Song of the City, photograph courtesy of Akademi and Southwark Playhouse

In my last blog entry, I admitted that I find Rabindra Sangeet boring and wished it could be set free from its traditional interpretation.  Well, it seems as there are other people who want this as well.  Last night I attended an interesting dance production called ‘Song of the City‘ by Akademi which uses Tagore’s songs in a contemporary way.   The piece is about three characters – Muse, Artist and Man who fall in and out of tune with the city.  The dance blends ballet, bharatnatyam and modern dance while the music mixed stripped back Bengali vocals, pulsating big beats, clarinet ( played by Arun Ghosh who also composed for the production) and an electronica-tinged soundscape.  And then the actual setting.  It was a character in its own right.  Dark, atmosphere and musty vaults underneath London Bridge where the subterranean space was given a golden dirty hue by the naked lightbulbs hanging from the ceiling.

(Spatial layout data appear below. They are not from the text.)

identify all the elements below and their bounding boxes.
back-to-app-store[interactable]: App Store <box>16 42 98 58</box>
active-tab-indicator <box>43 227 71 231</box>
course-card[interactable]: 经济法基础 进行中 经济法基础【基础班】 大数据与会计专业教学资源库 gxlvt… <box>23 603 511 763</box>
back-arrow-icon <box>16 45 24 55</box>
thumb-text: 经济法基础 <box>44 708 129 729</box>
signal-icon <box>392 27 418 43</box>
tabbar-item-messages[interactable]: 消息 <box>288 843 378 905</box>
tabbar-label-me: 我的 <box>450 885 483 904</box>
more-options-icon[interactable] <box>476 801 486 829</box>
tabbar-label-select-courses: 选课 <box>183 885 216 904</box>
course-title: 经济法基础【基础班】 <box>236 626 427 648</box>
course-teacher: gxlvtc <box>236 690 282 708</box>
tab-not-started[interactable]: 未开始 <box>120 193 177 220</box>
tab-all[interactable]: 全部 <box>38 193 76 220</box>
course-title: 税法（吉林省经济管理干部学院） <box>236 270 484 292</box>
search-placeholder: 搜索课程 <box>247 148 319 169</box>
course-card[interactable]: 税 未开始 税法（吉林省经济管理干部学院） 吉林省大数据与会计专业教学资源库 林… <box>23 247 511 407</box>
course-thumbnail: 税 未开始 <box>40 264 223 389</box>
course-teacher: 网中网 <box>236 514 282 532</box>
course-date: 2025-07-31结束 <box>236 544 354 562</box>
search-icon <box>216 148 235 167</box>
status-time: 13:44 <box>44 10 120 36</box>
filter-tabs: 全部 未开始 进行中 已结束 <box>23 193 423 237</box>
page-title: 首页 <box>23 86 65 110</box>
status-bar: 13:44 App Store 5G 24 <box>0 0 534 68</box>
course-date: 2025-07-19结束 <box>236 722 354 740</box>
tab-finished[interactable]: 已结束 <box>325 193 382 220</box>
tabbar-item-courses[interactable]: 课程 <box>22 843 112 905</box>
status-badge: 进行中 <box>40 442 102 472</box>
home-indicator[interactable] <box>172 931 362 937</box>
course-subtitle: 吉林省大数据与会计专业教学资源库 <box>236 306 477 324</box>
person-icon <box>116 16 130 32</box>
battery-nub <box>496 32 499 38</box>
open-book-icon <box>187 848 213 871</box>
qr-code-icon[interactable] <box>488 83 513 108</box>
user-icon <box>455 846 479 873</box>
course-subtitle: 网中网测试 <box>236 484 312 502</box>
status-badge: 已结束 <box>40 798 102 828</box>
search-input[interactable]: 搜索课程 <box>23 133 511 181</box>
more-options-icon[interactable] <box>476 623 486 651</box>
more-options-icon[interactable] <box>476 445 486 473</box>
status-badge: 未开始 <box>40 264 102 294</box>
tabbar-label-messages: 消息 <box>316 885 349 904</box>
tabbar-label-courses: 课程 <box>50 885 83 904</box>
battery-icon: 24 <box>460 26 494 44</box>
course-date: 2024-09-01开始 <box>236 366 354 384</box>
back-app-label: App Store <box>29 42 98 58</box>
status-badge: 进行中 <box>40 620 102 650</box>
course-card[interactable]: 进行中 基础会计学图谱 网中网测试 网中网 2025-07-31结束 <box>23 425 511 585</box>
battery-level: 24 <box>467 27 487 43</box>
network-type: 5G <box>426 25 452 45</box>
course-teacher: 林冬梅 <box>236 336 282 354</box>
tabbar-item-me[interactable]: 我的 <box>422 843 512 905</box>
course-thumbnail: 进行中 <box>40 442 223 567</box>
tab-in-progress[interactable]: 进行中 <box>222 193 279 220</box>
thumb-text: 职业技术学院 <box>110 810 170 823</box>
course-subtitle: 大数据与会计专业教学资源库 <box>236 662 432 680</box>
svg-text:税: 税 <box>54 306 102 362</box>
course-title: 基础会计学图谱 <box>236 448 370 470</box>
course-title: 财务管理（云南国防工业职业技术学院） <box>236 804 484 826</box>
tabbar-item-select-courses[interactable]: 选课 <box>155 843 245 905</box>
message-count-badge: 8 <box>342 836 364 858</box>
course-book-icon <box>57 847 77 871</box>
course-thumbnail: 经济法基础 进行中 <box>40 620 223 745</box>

All in all, quite an interesting production.  I didn’t come away spellbound as some bits worked well, others less so.  However, what was most interesting for me was that the Rabindra Sangeet wasn’t boring to listen to!  No harmonium, no irritating bells, no monotonous singing.  The songs were rendered full of emotion and momentum.  Why?  The accompanying music lifted the lyrics from the doldrums, gave it life and meaning.  Layers of dub, electronica and beats along with the modern dance gave the songs the much needed atmosphere and context that has been sadly lacking in other Tagore dance dramas.  Sacrilege for some, a surprising evening for me.